There was recently an attempt on Liberal Democrat Voice to build up a head of steam for introducing all-member ballots for the election of the party’s federal committees (the Federal Executive, Federal Conference Committee and Federal Policy Committee, where the franchise is currently restricted to conference representatives). An LDV poll indicated this would be popular, so it would not be surprising if there were an attempt at a constitutional amendment to this effect next year.
In theory, such a reform sounds more democratic. In practice, the lack of a genuine membership-wide election campaign and the consequent emphasis on name recognition would result in the federal committees being packed with well-known establishment figures. It would be much harder for new faces to break in, and the party’s committees would be less representative than they are now. Even with the present system, in this year’s contest, peers won five of the fifteen directly-elected places on the Federal Policy Committee and former MPs won four of the twelve directly-elected places on the Federal Conference Committee; all-member ballots would be likely to make this tendency worse.
I’m all for more democracy. But before we change the constitution, those who want all-member ballots for party committees must match the theory with practice. They must come up with a convincing and effective formula for ensuring genuinely open contests that are not stacked in favour of the establishment or wealthy candidates. What affordable campaign methods (whether or not online) could we develop that actually work with an all-member electorate, and which would give all candidates a fair crack of the whip?

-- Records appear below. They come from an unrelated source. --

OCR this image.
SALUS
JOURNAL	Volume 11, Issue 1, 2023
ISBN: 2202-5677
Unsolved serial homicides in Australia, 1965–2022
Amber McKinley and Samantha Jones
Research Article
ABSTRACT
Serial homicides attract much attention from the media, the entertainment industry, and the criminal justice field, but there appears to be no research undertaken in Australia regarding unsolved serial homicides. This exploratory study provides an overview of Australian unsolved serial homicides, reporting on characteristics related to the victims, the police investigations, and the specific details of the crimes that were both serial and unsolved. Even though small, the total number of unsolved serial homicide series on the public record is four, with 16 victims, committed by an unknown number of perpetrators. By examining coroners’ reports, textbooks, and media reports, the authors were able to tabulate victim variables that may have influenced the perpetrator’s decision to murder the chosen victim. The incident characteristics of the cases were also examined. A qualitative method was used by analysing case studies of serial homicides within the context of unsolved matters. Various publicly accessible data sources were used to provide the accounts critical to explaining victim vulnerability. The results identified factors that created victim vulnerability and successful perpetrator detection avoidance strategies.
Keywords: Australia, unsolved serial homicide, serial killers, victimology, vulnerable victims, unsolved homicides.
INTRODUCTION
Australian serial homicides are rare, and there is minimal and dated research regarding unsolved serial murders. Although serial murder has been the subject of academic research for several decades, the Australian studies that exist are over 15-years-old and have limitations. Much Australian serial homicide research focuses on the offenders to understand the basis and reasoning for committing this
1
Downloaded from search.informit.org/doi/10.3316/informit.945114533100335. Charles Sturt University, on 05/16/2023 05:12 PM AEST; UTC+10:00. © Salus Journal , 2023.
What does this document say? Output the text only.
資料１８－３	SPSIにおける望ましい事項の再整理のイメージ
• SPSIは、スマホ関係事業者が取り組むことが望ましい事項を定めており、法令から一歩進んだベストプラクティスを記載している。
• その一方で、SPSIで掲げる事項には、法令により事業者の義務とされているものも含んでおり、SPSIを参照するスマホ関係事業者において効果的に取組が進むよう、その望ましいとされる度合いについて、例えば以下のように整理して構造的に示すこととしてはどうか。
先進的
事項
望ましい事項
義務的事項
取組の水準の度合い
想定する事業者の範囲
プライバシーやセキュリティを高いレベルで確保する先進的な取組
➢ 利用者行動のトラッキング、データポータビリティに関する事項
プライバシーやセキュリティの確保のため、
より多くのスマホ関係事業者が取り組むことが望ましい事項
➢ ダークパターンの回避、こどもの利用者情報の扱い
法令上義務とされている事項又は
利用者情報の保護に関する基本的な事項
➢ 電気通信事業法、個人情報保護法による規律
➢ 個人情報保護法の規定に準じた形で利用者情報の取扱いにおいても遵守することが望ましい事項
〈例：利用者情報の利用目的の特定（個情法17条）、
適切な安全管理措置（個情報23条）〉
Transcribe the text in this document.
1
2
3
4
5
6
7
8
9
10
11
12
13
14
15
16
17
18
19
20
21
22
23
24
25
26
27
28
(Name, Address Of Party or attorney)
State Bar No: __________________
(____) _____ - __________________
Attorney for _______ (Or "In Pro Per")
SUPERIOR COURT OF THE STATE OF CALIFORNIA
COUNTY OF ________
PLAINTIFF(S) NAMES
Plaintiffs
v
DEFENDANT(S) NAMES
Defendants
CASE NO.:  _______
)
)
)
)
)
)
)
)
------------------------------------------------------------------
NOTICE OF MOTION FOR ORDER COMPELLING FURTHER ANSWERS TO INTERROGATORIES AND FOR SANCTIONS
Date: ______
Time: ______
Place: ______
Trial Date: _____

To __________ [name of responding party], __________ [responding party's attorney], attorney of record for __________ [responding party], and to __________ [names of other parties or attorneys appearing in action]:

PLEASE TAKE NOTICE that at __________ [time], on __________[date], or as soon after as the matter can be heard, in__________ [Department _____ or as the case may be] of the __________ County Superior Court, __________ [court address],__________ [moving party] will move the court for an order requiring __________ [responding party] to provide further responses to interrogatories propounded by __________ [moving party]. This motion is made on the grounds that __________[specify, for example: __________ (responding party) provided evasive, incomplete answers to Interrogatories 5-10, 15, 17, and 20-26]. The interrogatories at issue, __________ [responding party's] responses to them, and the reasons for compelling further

Until and unless reformers can answer that practical question, demands for a constitutional amendment should be treated with scepticism. It is in no one’s interests for the party’s committees to become a closed shop – apart from the small number of establishment figures who would benefit.
POSTSCRIPT (Tuesday 4th December): The results of the Scottish Liberal Democrats’ European selection contest have just been announced. Incumbent MEP George Lyon has taken the Pyongyang Award, with 80.7% of the first preference votes.